TAMPERE, Finland — Samuel Blais scored two goals to rally Canada to a 5-2 victory over Germany in the final of the ice hockey world championship on Sunday.

It’s a record 28th world title for Canada, and its second in three years. Russia has 27 while Germany has never won the trophy.

Blais netted with a backhand 4:51 into the final period for a 3-2 lead for Canada, which was playing in its fourth straight final.

Lawson Crouse, Tylor Toffoli and Scott Laughton also scored for Canada, Peyton Krebs had two assists and goaltender Samuel Montembeault stopped 21 shots.

Toffoli stretched the lead to 4-2 from the left circle with 8:09 remaining and Laughton made it 5-2 with an empty net goal.

Canada had to come back twice in the final.

John Peterka wristed a shot past Montembeault from the left circle 7:44 into the game. It was the sixth goal for the Buffalo Sabres forward at the tournament.

Blais was fed by Krebs to beat goaltender Mathias Niederberger and tie it 1-1 at 10:47.

Daniel Fischbuch put the Germans ahead again with a one-timer with 6:13 to go in the middle period.

Crouse equalized on a power play with 2:32 remaining in the frame.

It was the first medal for Germany since 1953 when it was second behind Sweden.

The two previously met just once in the final with Canada winning 6-1 in 1930.


Defenseman Kristian Rubins scored his second goal 1:22 into overtime to lead Latvia to a 4-3 victory over the United States and earn a bronze medal earlier Sunday.

It’s the first top-three finish for Latvia at the tournament. Its previous best was a seventh place it managed three times.

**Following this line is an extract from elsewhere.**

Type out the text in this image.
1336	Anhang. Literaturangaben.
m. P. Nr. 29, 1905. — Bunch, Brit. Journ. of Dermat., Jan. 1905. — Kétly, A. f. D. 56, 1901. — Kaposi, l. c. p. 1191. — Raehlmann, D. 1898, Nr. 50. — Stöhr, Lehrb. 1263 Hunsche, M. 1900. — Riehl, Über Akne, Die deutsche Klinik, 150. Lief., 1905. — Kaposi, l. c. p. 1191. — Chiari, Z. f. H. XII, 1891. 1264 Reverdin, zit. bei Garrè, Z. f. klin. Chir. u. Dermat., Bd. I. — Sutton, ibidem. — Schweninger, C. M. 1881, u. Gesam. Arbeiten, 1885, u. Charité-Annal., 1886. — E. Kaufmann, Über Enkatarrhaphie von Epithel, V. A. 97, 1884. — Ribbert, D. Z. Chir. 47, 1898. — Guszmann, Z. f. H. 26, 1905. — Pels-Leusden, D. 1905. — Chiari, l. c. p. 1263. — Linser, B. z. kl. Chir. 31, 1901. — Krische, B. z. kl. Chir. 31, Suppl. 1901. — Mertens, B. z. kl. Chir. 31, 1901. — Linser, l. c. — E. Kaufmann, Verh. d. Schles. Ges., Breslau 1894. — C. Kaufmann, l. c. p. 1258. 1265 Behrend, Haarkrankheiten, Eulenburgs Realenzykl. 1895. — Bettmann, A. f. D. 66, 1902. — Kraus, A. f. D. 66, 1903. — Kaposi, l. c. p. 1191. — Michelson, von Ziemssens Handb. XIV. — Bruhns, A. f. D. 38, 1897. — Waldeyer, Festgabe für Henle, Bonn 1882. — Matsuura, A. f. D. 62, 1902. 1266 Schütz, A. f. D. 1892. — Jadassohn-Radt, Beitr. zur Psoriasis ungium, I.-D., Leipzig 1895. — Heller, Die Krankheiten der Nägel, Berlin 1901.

The U.S. lost in the bronze medal game for the second straight year. The U.S. team was cruising through the tournament with eight straight wins until it was defeated by Germany in the semifinal 4-3 in overtime.

Rubins rallied Latvia with his first with 5:39 to go in the final period to tie the game at 3 to force overtime.

Roberts Bukarts and Janis Jaks also scored for Latvia.

Rocco Grimaldi scored twice for the U.S. in the opening period to negate Latvia’s 1-0 and 2-1 leads.

Matt Coronato had put the U.S. 3-2 ahead 6:19 into the final period.